Il Romanticismo, quindi, è forse meno anti-classico di come viene descritto di solito. Certo, il bisogno di rinnovamento, il fastidio per una “poetic diction” sentita come ormai antiquata, la necessità di imporsi come poeti “moderni” (anche la letteratura conosce i suoi corsi e ricorsi!) ha comportato un desiderio di distacco e di trasformazione del classico, il bisogno di reinterpretarlo all’interno di una nuova dimensione culturale. Ma senza davvero negarlo o per volersene sbarazzare, anzi alla fine cercando di impossessarsene di nuovo.
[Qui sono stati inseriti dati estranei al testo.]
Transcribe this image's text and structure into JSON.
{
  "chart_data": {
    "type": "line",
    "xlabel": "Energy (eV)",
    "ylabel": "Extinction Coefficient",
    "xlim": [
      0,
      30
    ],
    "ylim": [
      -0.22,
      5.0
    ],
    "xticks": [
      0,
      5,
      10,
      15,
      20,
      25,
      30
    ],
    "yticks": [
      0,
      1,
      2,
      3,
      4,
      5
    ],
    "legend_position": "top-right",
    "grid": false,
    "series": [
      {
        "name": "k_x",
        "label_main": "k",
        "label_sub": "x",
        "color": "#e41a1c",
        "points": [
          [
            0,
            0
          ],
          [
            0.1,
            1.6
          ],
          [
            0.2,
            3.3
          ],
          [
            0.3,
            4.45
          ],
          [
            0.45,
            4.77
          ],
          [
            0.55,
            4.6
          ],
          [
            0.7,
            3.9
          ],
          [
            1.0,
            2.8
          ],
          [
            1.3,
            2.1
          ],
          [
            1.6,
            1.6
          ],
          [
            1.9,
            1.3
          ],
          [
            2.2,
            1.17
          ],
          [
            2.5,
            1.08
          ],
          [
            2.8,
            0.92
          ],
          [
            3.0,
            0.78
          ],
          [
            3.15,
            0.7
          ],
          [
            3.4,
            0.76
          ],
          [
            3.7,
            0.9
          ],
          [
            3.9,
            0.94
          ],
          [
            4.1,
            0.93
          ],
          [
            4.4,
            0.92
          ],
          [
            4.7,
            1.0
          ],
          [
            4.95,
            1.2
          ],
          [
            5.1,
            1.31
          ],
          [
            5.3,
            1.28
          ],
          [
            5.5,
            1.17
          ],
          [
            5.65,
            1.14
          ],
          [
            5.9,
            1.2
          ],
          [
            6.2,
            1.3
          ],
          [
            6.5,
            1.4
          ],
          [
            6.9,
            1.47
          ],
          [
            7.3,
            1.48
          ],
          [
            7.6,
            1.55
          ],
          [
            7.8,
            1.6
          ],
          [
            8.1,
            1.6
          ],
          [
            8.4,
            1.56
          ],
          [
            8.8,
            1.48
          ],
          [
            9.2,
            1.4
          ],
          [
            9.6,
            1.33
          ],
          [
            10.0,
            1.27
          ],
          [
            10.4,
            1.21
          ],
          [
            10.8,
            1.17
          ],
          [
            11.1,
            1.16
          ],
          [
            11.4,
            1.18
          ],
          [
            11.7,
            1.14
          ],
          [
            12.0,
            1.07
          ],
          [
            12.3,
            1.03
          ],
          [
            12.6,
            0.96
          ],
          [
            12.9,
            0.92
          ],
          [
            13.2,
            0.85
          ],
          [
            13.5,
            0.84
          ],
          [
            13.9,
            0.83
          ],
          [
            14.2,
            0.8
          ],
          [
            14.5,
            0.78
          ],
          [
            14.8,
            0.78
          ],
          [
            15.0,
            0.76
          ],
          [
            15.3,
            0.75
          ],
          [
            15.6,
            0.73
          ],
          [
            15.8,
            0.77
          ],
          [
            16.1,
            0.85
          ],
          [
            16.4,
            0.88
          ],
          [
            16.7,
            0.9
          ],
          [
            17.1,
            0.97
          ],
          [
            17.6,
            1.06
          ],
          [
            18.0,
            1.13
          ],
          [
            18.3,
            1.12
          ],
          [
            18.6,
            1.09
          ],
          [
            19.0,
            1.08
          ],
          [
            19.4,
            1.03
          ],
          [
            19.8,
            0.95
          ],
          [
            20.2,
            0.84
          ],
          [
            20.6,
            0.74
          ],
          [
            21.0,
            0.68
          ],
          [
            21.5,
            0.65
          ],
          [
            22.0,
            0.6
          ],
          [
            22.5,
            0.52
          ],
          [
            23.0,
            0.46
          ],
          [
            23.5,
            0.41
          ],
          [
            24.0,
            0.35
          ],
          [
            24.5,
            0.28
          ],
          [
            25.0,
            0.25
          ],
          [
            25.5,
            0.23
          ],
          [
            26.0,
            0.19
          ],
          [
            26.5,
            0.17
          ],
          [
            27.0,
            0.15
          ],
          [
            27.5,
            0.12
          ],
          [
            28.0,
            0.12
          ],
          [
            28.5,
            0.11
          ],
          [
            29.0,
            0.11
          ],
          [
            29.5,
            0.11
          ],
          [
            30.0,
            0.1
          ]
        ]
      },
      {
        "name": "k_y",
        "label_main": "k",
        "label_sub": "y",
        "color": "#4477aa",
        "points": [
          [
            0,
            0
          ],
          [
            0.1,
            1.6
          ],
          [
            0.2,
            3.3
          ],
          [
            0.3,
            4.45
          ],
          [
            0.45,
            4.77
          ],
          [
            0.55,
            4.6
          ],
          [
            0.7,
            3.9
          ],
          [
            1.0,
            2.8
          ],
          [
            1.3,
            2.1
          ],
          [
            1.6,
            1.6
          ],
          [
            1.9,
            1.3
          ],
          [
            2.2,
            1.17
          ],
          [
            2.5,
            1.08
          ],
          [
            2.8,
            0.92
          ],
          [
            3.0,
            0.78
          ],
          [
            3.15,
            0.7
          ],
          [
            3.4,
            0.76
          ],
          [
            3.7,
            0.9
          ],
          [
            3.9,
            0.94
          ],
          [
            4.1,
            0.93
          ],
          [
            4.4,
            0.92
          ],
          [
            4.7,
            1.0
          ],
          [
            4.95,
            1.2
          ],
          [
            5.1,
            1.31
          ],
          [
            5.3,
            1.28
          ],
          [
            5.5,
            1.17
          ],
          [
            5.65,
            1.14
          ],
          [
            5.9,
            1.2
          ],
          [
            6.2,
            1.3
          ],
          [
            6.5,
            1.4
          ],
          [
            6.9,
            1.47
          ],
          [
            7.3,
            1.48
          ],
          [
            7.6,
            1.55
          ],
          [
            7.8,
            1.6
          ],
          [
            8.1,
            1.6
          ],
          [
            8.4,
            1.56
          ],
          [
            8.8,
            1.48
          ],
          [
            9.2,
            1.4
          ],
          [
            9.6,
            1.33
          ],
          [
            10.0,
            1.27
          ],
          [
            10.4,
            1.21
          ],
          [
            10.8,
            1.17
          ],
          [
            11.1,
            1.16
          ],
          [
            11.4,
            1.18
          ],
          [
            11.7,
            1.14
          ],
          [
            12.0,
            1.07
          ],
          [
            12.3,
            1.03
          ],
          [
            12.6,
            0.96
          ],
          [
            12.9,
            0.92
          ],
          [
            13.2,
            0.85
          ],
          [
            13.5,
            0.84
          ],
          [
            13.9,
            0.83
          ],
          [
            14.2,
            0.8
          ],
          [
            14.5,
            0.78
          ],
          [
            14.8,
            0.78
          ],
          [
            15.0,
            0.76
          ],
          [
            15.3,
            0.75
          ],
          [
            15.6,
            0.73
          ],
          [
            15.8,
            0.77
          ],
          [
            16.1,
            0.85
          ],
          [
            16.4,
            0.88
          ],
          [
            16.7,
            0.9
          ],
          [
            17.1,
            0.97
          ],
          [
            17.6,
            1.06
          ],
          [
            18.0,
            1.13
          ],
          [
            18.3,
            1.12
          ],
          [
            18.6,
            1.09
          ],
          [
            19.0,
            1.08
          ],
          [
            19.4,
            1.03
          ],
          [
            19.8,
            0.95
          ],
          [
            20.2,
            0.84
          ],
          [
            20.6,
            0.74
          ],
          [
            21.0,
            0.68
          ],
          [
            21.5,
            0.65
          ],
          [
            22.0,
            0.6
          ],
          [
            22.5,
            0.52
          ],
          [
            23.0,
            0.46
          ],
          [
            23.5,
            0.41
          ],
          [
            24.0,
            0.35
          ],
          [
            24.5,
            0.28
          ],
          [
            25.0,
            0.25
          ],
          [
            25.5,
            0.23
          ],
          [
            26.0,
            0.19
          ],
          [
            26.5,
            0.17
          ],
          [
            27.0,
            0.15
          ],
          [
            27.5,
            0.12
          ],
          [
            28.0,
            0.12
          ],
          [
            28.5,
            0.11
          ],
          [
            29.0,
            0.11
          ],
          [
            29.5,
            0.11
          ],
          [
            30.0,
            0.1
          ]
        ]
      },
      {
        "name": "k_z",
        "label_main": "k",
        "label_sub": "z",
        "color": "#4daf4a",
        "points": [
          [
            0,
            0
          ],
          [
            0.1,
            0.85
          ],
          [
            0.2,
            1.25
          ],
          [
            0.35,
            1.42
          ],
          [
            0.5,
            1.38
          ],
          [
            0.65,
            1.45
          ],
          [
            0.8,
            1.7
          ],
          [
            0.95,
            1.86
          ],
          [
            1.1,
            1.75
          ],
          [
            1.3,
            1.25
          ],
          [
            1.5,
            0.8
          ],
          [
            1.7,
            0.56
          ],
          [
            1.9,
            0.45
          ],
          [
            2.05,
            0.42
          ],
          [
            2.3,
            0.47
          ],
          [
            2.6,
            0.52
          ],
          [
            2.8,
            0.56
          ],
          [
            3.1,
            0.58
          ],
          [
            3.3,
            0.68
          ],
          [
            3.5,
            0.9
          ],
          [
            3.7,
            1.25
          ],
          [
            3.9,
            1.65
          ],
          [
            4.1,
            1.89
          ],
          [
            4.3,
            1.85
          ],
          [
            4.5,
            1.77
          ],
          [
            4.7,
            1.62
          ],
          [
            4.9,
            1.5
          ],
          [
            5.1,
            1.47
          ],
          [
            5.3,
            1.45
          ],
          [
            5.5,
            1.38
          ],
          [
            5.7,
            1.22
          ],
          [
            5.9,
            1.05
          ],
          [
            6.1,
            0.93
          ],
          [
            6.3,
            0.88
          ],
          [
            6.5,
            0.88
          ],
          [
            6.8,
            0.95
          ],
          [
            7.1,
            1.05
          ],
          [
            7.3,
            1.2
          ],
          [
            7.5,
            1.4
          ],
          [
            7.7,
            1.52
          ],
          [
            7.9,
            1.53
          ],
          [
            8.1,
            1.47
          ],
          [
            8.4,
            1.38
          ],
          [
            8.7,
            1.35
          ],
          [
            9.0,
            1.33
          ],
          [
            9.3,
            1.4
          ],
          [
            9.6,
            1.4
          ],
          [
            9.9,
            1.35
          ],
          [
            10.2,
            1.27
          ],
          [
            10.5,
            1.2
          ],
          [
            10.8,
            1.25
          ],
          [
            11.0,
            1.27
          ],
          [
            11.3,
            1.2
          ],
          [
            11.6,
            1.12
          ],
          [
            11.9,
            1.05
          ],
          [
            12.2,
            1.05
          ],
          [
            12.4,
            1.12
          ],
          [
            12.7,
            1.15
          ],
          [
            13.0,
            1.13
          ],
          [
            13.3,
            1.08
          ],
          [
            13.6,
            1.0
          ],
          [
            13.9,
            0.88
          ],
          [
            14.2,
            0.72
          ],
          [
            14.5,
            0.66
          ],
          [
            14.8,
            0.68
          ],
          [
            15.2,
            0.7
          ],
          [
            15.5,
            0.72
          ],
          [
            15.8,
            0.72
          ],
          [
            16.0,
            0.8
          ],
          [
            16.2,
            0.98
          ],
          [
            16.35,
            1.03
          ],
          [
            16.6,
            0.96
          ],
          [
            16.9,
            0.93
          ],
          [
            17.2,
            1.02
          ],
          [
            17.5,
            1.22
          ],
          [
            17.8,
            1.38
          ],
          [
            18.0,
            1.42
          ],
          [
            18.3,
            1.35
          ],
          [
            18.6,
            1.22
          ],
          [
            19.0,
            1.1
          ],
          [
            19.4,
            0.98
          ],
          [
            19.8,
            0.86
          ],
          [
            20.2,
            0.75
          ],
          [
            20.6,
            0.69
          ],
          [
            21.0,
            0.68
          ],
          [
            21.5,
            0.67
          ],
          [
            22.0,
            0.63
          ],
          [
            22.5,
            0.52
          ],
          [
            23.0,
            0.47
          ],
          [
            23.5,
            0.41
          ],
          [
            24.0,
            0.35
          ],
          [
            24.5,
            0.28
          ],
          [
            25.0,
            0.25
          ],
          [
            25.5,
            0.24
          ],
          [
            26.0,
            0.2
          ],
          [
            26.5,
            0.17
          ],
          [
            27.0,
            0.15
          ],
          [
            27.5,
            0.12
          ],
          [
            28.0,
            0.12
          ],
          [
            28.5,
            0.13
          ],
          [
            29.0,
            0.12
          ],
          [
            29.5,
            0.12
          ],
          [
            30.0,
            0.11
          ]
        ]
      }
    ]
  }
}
Anche per questo, per comprendere appieno non solo un poeta moderno, ma il complesso movimento letterario e culturale in cui si inserisce, è necessario non sottovalutare né dimenticare i poeti latini, che pur appartenendo a un’epoca lontana hanno continuato a esercitare un influsso considerevole sulle epoche successive. Senza conoscerli, rischiamo di giudicare in maniera imprecisa la letteratura che è venuta dopo…
© Isabella Canetta, 2016
Pienamente d’accordo! E come non sentire nel “Morremo” della Saffo leopardiana il “Moriemur inultae, sed moriamur” della Didone di “Eneide”,IV? E’ per questo che la lettura e la conoscenza dell’opera virgiliana restano fondamentali e che fin dai primi anni di liceo è importante avvicinare con passione e amore i ragazzi alle pagine di questo poeta, veramente “Maestro e autore” di tutti noi, e non solo dell’inarrivabile Dante.
Grazie per la riflessione e l’arricchimento proposti con questo intervento!